On November 11, 1944 the rest of the Germans still remaining in Pantschowa - including all women and children - were rounded up and placed in the in the camp. All their posessions had to be left behind, or were forcefully taken from them. A total of 3,024 were taken to the village of Brestowatz, where 7,000 Germans were already languishing in the makeshift holding camps. 400 died within a short period. Throughout the winter months forced labor was mandatory for all women, interupted frequently by numerous abuses, rapes and sadistic savageries.

About 1,000 girls and young women were handed over to the Russian military at the end of 1944 and extradited to the Russian "killing fields" to perform heavy labor. Many died there. The ones who managed to return had lifelong illnesses to cope with. From the camp in Brestowatz women and girls were routinely taken away. They vanished without a trace. The father of Suchi Dominik, one of the missing girls, attempted to question the Partisans concerning the whereabouts of his daughter. He was brutally tortured. A burning candle was inserted into his nostrils and protruded tongue and his genitals were smashed.

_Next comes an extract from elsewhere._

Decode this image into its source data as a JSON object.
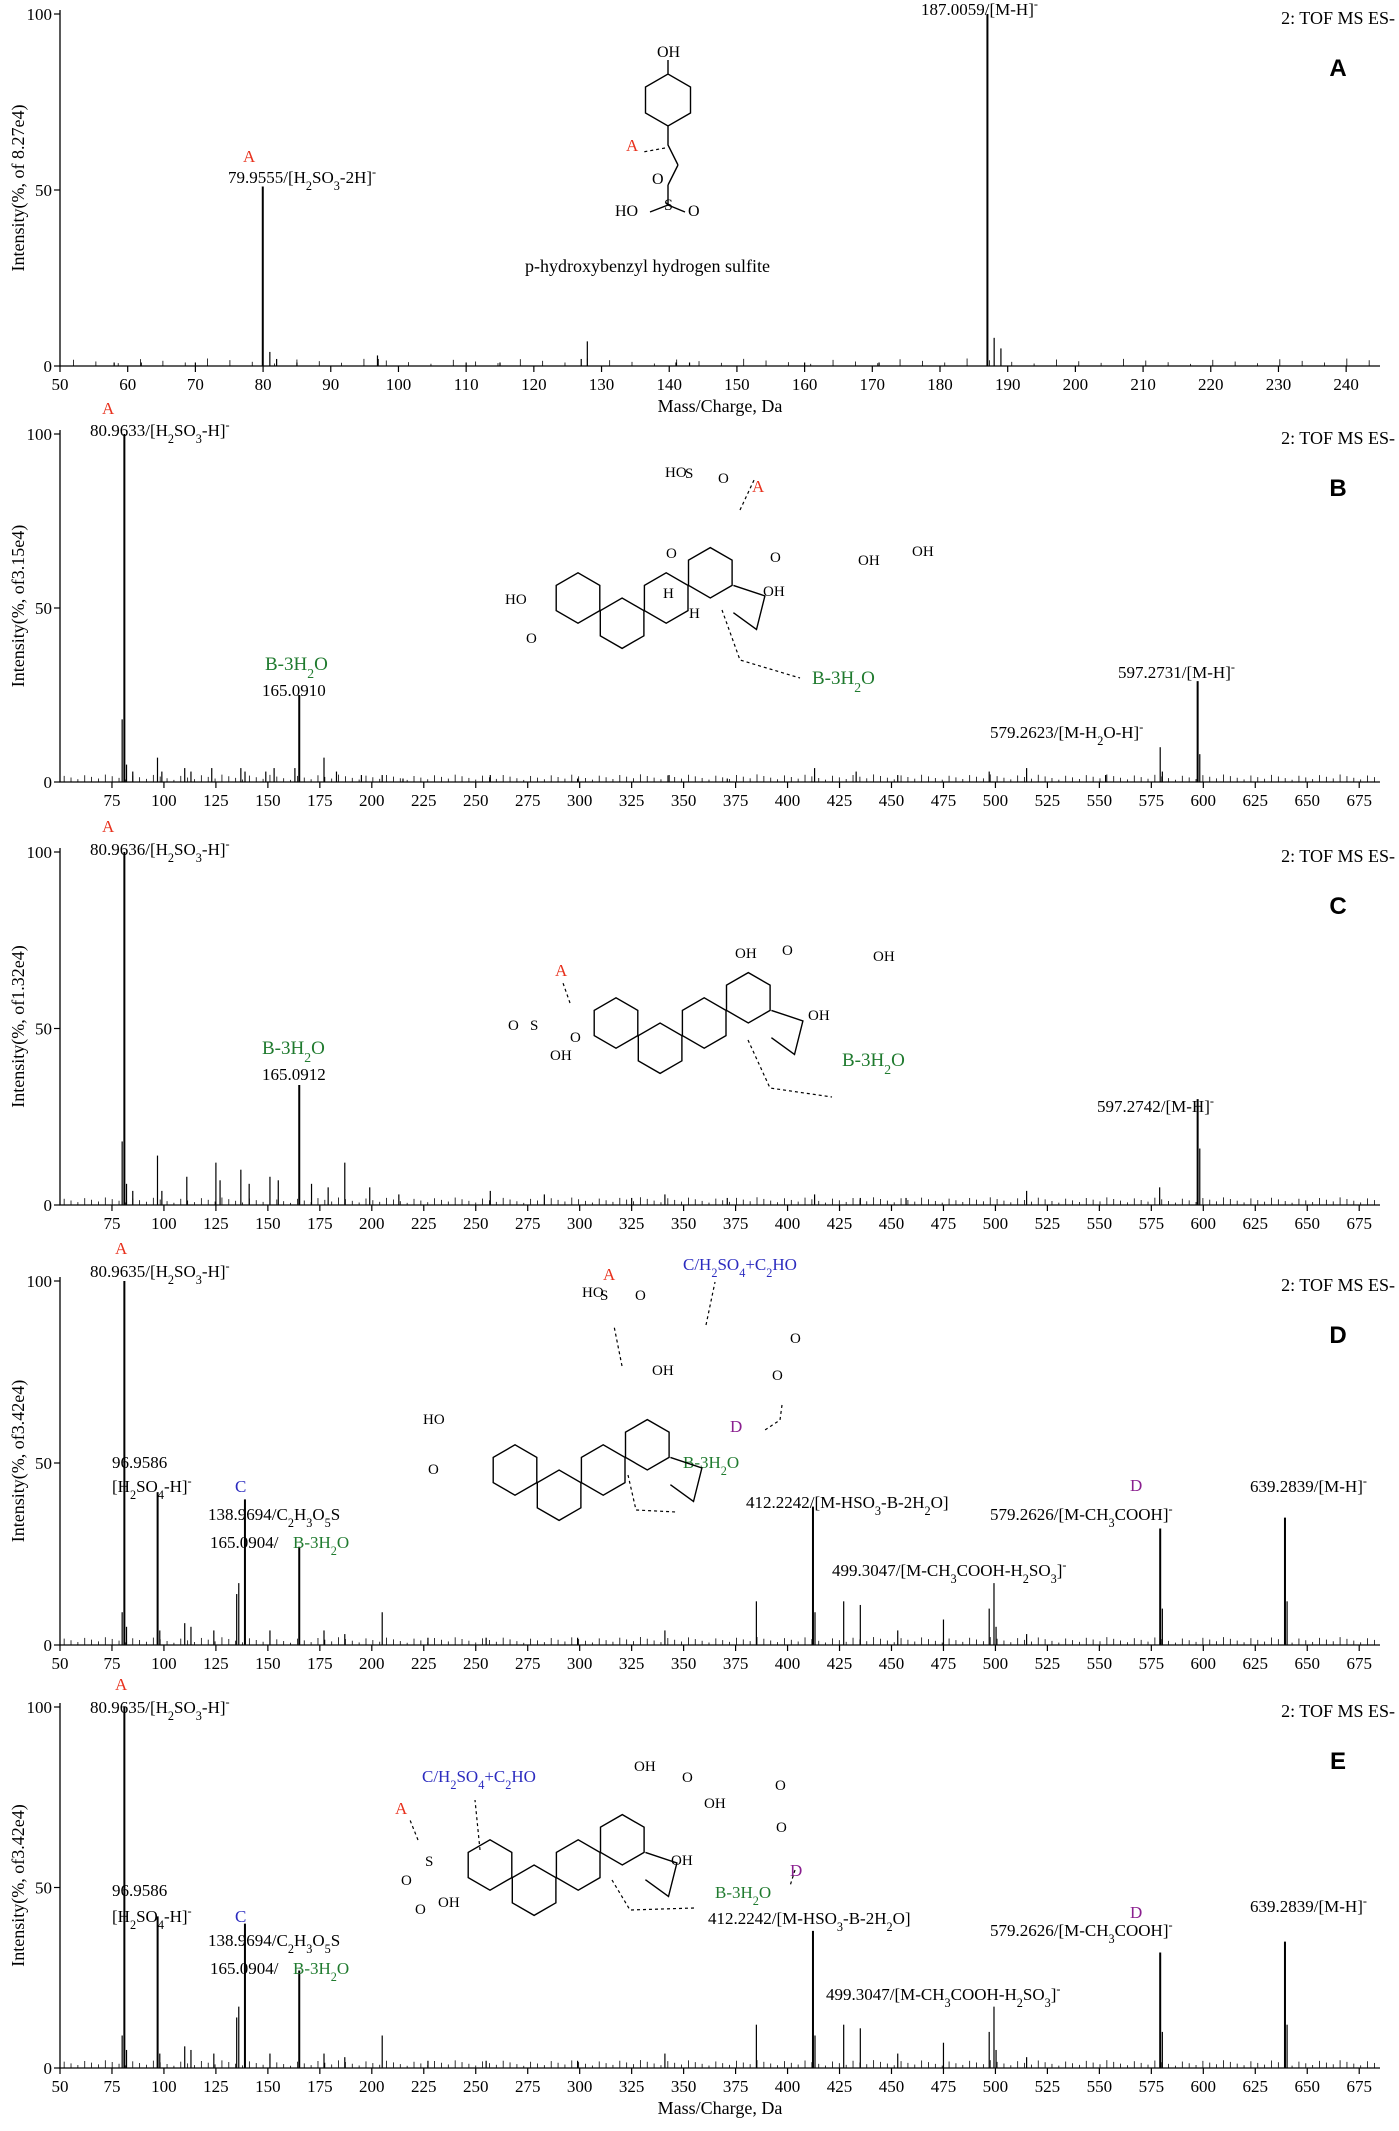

From the camp in Brestowatz, 3,784 Germans from Pantschowa, mostly women and children, were transfered to the large extermination camp in Rudolfsgnad during the fall of 1945. This amounted to a new cycle of widespread dying for the remaining Germans from Pantschowa. From the 3,784, who were brought here - only 1,884 were still alive in the summer of 1946. More than half, namely 1,900, either starved to death or died from illnesses during one winter alone! The men and women who still remained in the camp in Pantschowa and were not transfered to Brestowatz or Rudolfsgnad, were slowly exterminated. They were starved, constantly pushed to do heavy labor, and whoever got sick or injured and therefore unable to work was beaten to death or shot, either individually or in larger groups.

On December 11, 1944, a group of 68 sick Germans and all the disabled war veterans were rounded up and shot, including 32 who came from the township Brestowatz. They were killed because of their physical handicap no hard labor could be gained. The cheapest way to dispose of them was liquidation. They were also thrown into ditches along the road to Jabuka. Many Germans from the camp in Pantschowa were shipped to other camps in the area to perform hard labor, and were then shot. Another group was shipped to the camp in Semlin, which was created on the former fairground. Several thousand Germans were murdered there. Following identical patterns as in Pantschowa, many in the surrounding communities were killed during these round-ups. Most of the time the highly respected and well-off Germans were the first ones to be annihilated since their possessions were sought by the Partisans.
Then came the time for the rest. Very few remained alive.